O Instituto de Pesquisa Econômica Aplicada (Ipea) divulgou nesta quinta-feira (17) um estudo sobre o trabalho remoto no país. Em outubro, 7,6 milhões de pessoas trabalhavam em home office, o que representa 9,6% dos 79,4 milhões de pessoas ocupadas e não afastadas.

A remuneração destes trabalhadores foi de R$ 33,6 bilhões no mês, que corresponde a 18,5% dos R$ 181,5 bilhões, que é a massa total de rendimentos efetivamente recebida por todas as pessoas ocupadas no país. No mês de setembro, 10,7% das pessoas ocupadas e não afastadas trabalharam de forma remota, sendo responsáveis por 20% da massa de rendimentos. 

Com base no índice de Gini, indicador utilizado para medir a desigualdade, os pesquisadores concluíram que o índice de desigualdade é praticamente igual, considerando todos os trabalhadores ou com apenas as pessoas em trabalho remoto. O pesquisador Geraldo Góes, um dos autores do estudo, ressalta que, independente da pandemia de Covid-19, a desigualdade de renda permanece elevada no país e o percentual da massa de rendimentos gerada pelas pessoas em trabalho remoto continua sendo praticamente o dobro do percentual de pessoas ocupadas que estão em home office. 

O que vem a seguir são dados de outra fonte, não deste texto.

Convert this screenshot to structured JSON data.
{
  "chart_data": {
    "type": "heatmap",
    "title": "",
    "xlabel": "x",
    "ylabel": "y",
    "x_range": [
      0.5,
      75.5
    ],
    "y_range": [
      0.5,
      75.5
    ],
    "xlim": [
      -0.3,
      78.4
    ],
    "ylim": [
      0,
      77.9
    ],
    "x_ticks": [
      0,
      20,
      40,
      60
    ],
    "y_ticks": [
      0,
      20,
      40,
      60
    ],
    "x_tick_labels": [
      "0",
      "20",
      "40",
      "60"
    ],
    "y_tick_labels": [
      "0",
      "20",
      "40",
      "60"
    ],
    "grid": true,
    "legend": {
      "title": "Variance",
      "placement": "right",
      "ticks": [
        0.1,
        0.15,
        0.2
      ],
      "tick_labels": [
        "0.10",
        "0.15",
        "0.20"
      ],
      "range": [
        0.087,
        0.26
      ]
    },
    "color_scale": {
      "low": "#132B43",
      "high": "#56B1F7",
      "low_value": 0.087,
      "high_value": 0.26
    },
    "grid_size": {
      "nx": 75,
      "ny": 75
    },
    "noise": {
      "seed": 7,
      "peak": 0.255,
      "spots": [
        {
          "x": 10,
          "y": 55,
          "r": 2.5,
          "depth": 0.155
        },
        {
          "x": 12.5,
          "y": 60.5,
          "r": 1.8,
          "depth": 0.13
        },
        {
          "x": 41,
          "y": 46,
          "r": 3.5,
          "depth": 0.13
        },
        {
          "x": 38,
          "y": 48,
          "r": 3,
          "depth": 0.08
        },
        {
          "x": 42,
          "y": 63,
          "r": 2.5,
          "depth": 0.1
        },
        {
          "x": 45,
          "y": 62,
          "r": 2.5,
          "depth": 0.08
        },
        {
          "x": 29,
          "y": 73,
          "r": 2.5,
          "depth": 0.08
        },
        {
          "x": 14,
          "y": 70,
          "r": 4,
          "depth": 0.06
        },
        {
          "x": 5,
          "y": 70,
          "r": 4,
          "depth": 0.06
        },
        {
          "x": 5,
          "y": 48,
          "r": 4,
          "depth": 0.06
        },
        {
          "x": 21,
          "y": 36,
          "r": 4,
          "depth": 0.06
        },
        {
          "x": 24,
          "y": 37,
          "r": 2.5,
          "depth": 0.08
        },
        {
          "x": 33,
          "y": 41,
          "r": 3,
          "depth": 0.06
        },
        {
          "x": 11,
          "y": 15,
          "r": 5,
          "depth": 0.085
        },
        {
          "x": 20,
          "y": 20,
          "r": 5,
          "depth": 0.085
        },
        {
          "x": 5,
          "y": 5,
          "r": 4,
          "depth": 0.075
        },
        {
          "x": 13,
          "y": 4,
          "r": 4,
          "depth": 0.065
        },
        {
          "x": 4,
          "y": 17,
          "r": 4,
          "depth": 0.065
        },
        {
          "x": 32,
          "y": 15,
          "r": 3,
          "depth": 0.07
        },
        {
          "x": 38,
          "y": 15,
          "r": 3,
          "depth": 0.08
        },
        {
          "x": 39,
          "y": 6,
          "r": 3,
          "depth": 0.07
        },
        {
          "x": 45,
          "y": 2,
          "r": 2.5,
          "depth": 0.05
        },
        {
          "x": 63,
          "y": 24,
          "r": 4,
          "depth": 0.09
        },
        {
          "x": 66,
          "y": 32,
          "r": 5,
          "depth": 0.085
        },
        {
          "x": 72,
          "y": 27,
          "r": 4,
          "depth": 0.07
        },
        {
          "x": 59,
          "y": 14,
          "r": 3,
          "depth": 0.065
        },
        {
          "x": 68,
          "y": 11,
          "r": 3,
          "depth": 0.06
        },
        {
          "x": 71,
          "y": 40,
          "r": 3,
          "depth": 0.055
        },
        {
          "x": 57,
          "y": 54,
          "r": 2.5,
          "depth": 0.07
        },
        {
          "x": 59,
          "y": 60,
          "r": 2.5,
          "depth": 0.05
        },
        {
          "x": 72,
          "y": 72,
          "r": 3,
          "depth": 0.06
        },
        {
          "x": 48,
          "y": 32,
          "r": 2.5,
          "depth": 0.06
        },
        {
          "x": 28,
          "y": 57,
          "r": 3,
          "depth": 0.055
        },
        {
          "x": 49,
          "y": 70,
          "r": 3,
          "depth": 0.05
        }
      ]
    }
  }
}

O perfil de quem está em home office segue estável em relação ao mês anterior. Em outubro, a maioria das pessoas em trabalho remoto eram mulheres (56,9%), da cor branca (65%), com nível superior completo (76%) e idade entre 30 e 39 anos (32%). Segue o predomínio do setor formal no teletrabalho (84,1%), que equivale a 6,4 milhões de pessoas, enquanto os outros 15,9% dos trabalhadores estavam na informalidade (1,2 milhão de pessoas). Na desagregação por atividade, 44,3% das pessoas em home office estavam em atividades de serviços, 38,4% no setor público, 7% na indústria e 4,9% no comércio. A maior concentração de pessoas trabalhando remotamente ainda segue no Sudeste (58,4%). 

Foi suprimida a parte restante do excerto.